Jesus welcomes this man and he takes him off to the side as if to stress the need of a personal relation and encounter with Christ as the foundation of any true healing. Miracles, it has been noted, “occur in the realm of a deep friendship and trust in God.” It is true that God respects our freedom enough to not force his love on us but it is also equally true that the respect must go both ways. Neither God nor his love is a genie to be summoned on command by our whims and needs. The love and grace of God and the miracles of God in life are dependent (to a considerable extent) upon our friendship with and trust in God.
Jesus then, following ancient custom, puts his finger in the man’s ears and then (with saliva) touches the man’s tongue. These are the second and third movements respectively.
Jesus touches the man’s ears. Each person needs to be “open” to hearing the Word of God. In our distracted world we need to learn how to cultivate the art of listening, especially listening for the Word of God as it comes to us. This art implies the willingness to live with an open heart and a humble and receptive spirit. I think in times past we could almost coast on this because times and circumstances lent themselves to the art of listening.
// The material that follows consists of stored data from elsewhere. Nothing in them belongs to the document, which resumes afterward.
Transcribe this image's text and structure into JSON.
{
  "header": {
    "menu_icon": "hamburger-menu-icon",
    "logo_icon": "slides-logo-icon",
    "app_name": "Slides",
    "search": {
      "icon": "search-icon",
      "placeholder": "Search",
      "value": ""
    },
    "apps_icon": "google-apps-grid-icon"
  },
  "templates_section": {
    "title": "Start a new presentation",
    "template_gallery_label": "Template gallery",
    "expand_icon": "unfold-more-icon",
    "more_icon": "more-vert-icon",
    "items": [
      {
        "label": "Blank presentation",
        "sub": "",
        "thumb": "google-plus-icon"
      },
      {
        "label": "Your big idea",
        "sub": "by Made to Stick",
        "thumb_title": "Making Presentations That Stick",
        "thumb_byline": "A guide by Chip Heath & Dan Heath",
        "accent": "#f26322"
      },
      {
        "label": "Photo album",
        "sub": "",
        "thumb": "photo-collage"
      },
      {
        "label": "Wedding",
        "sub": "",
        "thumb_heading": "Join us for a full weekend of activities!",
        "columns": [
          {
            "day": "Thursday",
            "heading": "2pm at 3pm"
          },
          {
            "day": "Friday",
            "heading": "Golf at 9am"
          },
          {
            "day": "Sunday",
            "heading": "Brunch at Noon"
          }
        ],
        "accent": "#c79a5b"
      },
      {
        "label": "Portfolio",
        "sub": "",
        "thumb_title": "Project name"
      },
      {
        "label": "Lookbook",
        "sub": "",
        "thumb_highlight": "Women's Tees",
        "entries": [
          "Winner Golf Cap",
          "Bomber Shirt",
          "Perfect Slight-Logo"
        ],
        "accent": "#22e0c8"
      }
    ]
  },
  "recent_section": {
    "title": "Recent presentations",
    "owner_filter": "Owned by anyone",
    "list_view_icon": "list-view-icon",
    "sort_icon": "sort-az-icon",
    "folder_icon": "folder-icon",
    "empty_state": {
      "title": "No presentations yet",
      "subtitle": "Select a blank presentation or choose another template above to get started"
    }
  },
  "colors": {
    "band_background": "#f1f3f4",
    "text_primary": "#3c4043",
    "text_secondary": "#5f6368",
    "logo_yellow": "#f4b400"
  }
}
I do not think we can say this anymore. There are too many distractions. We must be intentional about creating in our lives and in our world environments (even pockets) of quiet in order that the discipline of listening and real encounter with another can be developed and grow. This certainly applies to our faith life and our relationship with Christ.
(At this point, I want to take an aside and point to two things beginning this week at the Catholic Center that relate here. The first is Monday morning prayer on campus which will be held every Monday at 7:15 a.m. Each month we will explore a different prayer form together. The second is Wednesday Adoration of the Blessed Sacrament which our Graduate Student/Young Adult group is organizing which will be held every Wednesday from 3:00 to 5:00 p.m. These are both moments to just listen and to be with the Lord.)
Jesus touches the man’s tongue, looks up to heaven, groans and says, Ephphatha! or “Be opened!”. And immediately the man’s ears were opened, his speech impediment was removed, and he spoke plainly. In the fact that we are told that the man was able to speak plainly we can see that the miracle proclaimed in this passage concerns not just the restoration of speech but really the ability to speak correctly. Words carry great power. We find this throughout Scripture from the very beginning in the creation account where we are told that God spoke and it came to be to John’s reflection of Jesus being the Logos or Word of the Father. Our words can participate in the very creativity of God or they can be misused in order to harm, to do evil and to create nothing but division.
For our words to be purified, for them to participate in the very creativity of God and not be malicious nor deceitful then we must first of all (as noted above) listen to the Word of God. Our words can do great good but they can also do great harm.
Three movements: truly encountering and living in friendship with Christ, listening to the Word of God and learning to speak correctly.